Dictionary frequency information: A number of learner’s dictionaries (Collins COBUILD, Macmillan, Longman) provide information about the frequency of a word using a system of stars or dots. Whilst this is useful in giving you a ball-park guide to more and less frequent words, the ratings are based on the frequency of the whole word, not the individual senses. For some words, all the senses may be relatively high frequency, while in other cases, the first sense(s) may be high frequency and others quite obscure.

Phrases: It is possible to find the frequency of many phrases with carefully constructed corpus searches, but phrases with variable elements and those containing very common words (such as phrasal verbs) which could co-occur in different ways are much trickier to pin down. For that reason, they’re not generally allocated their own frequency information and just get lumped in with the individual headwords.

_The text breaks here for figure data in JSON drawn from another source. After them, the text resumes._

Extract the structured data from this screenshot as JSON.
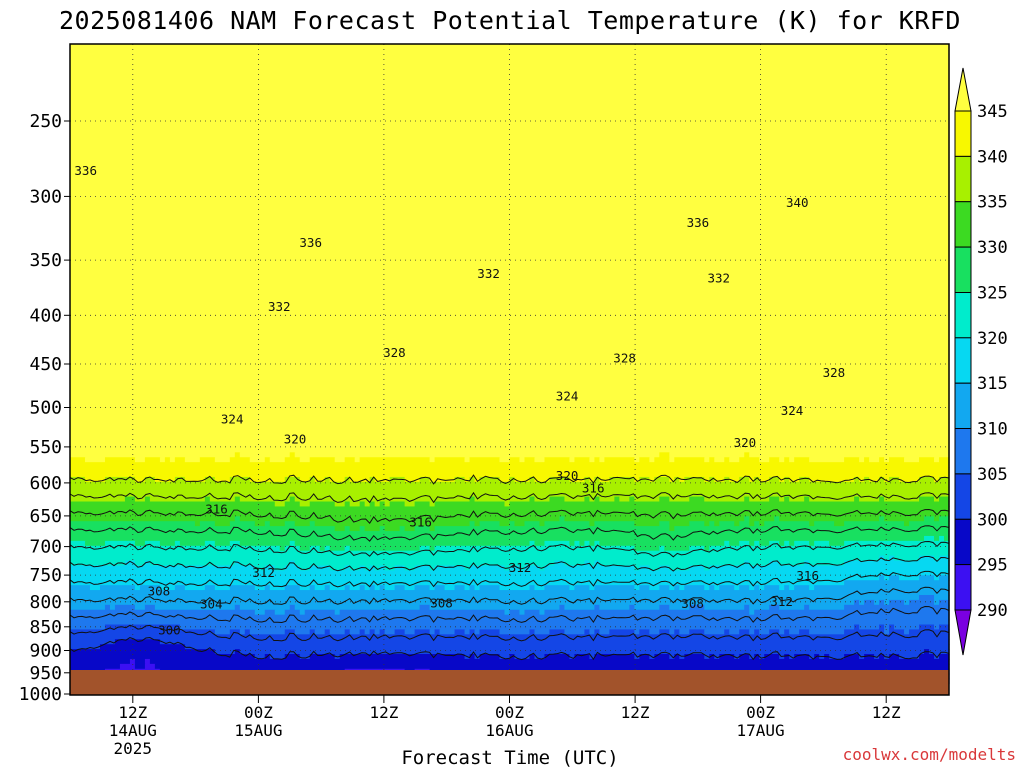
{
  "chart_data": {
    "type": "contour",
    "title": "2025081406 NAM Forecast Potential Temperature (K) for KRFD",
    "xlabel": "Forecast Time (UTC)",
    "ylabel": "",
    "credit": "coolwx.com/modelts",
    "y_scale": "log-pressure",
    "y_range_hpa": [
      1000,
      200
    ],
    "pressure_ticks": [
      250,
      300,
      350,
      400,
      450,
      500,
      550,
      600,
      650,
      700,
      750,
      800,
      850,
      900,
      950,
      1000
    ],
    "forecast_hours_range": [
      0,
      84
    ],
    "x_ticks": [
      {
        "hour": 6,
        "line1": "12Z",
        "line2": "14AUG",
        "line3": "2025"
      },
      {
        "hour": 18,
        "line1": "00Z",
        "line2": "15AUG",
        "line3": ""
      },
      {
        "hour": 30,
        "line1": "12Z",
        "line2": "",
        "line3": ""
      },
      {
        "hour": 42,
        "line1": "00Z",
        "line2": "16AUG",
        "line3": ""
      },
      {
        "hour": 54,
        "line1": "12Z",
        "line2": "",
        "line3": ""
      },
      {
        "hour": 66,
        "line1": "00Z",
        "line2": "17AUG",
        "line3": ""
      },
      {
        "hour": 78,
        "line1": "12Z",
        "line2": "",
        "line3": ""
      }
    ],
    "grid": true,
    "colorbar": {
      "levels": [
        290,
        295,
        300,
        305,
        310,
        315,
        320,
        325,
        330,
        335,
        340,
        345
      ],
      "colors": [
        "#7a00e0",
        "#3c10f2",
        "#0808c8",
        "#1446e6",
        "#1e78ee",
        "#12a8f0",
        "#06d8f2",
        "#00eccc",
        "#18e060",
        "#3cda22",
        "#a8f000",
        "#f8f800",
        "#ffff40"
      ]
    },
    "contour_levels_K": [
      300,
      304,
      308,
      312,
      316,
      320,
      324,
      328,
      332,
      336,
      340
    ],
    "contour_labels": [
      {
        "text": "336",
        "hour": 1.5,
        "p": 282
      },
      {
        "text": "336",
        "hour": 23,
        "p": 336
      },
      {
        "text": "332",
        "hour": 20,
        "p": 392
      },
      {
        "text": "332",
        "hour": 40,
        "p": 362
      },
      {
        "text": "332",
        "hour": 62,
        "p": 366
      },
      {
        "text": "336",
        "hour": 60,
        "p": 320
      },
      {
        "text": "340",
        "hour": 69.5,
        "p": 305
      },
      {
        "text": "328",
        "hour": 31,
        "p": 438
      },
      {
        "text": "328",
        "hour": 53,
        "p": 444
      },
      {
        "text": "328",
        "hour": 73,
        "p": 460
      },
      {
        "text": "324",
        "hour": 15.5,
        "p": 515
      },
      {
        "text": "324",
        "hour": 47.5,
        "p": 487
      },
      {
        "text": "324",
        "hour": 69,
        "p": 504
      },
      {
        "text": "320",
        "hour": 21.5,
        "p": 540
      },
      {
        "text": "320",
        "hour": 47.5,
        "p": 590
      },
      {
        "text": "320",
        "hour": 64.5,
        "p": 545
      },
      {
        "text": "316",
        "hour": 14,
        "p": 640
      },
      {
        "text": "316",
        "hour": 33.5,
        "p": 660
      },
      {
        "text": "316",
        "hour": 50,
        "p": 608
      },
      {
        "text": "316",
        "hour": 70.5,
        "p": 752
      },
      {
        "text": "312",
        "hour": 18.5,
        "p": 746
      },
      {
        "text": "312",
        "hour": 43,
        "p": 737
      },
      {
        "text": "312",
        "hour": 68,
        "p": 800
      },
      {
        "text": "308",
        "hour": 8.5,
        "p": 780
      },
      {
        "text": "308",
        "hour": 35.5,
        "p": 803
      },
      {
        "text": "308",
        "hour": 59.5,
        "p": 804
      },
      {
        "text": "304",
        "hour": 13.5,
        "p": 805
      },
      {
        "text": "300",
        "hour": 9.5,
        "p": 858
      }
    ]
  }
}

Word lists: Many frequency-based word lists also don’t take into account the different senses of a word and their relative frequency.  Unless words on the list come with definitions attached, it’s difficult to know whether they just refer to the most frequent sense or to other senses as well.

Text analysis tools: Tools that allow you to input a text and get a breakdown of the words by frequency or as ranked in EVP, for instance, such as Text Inspector or Lextutor, will generally allocate words according to their overall frequency or most frequent sense. So, an obscure sense of a common word, such as leg in the context of a cricket match (see sense 5 here), will likely be labelled as high frequency. The paid version of Text Inspector does allow the user to choose the relevant sense of a word when looking at EVP labels from a drop-down menu, but it doesn’t offer off-list options (including the cricketing sense of leg which it just labels as A1) or allow you to allocate words to phrases that haven’t been automatically detected.

So, does this means that all these tools are completely useless? Of course not. In many cases, we’re using frequency information as a rough guide, so finer sense distinctions don’t come into play. Like anything though, it’s important to know the limitations of the sources and tools you use and to be on the look-out for anything that doesn’t seem quite right.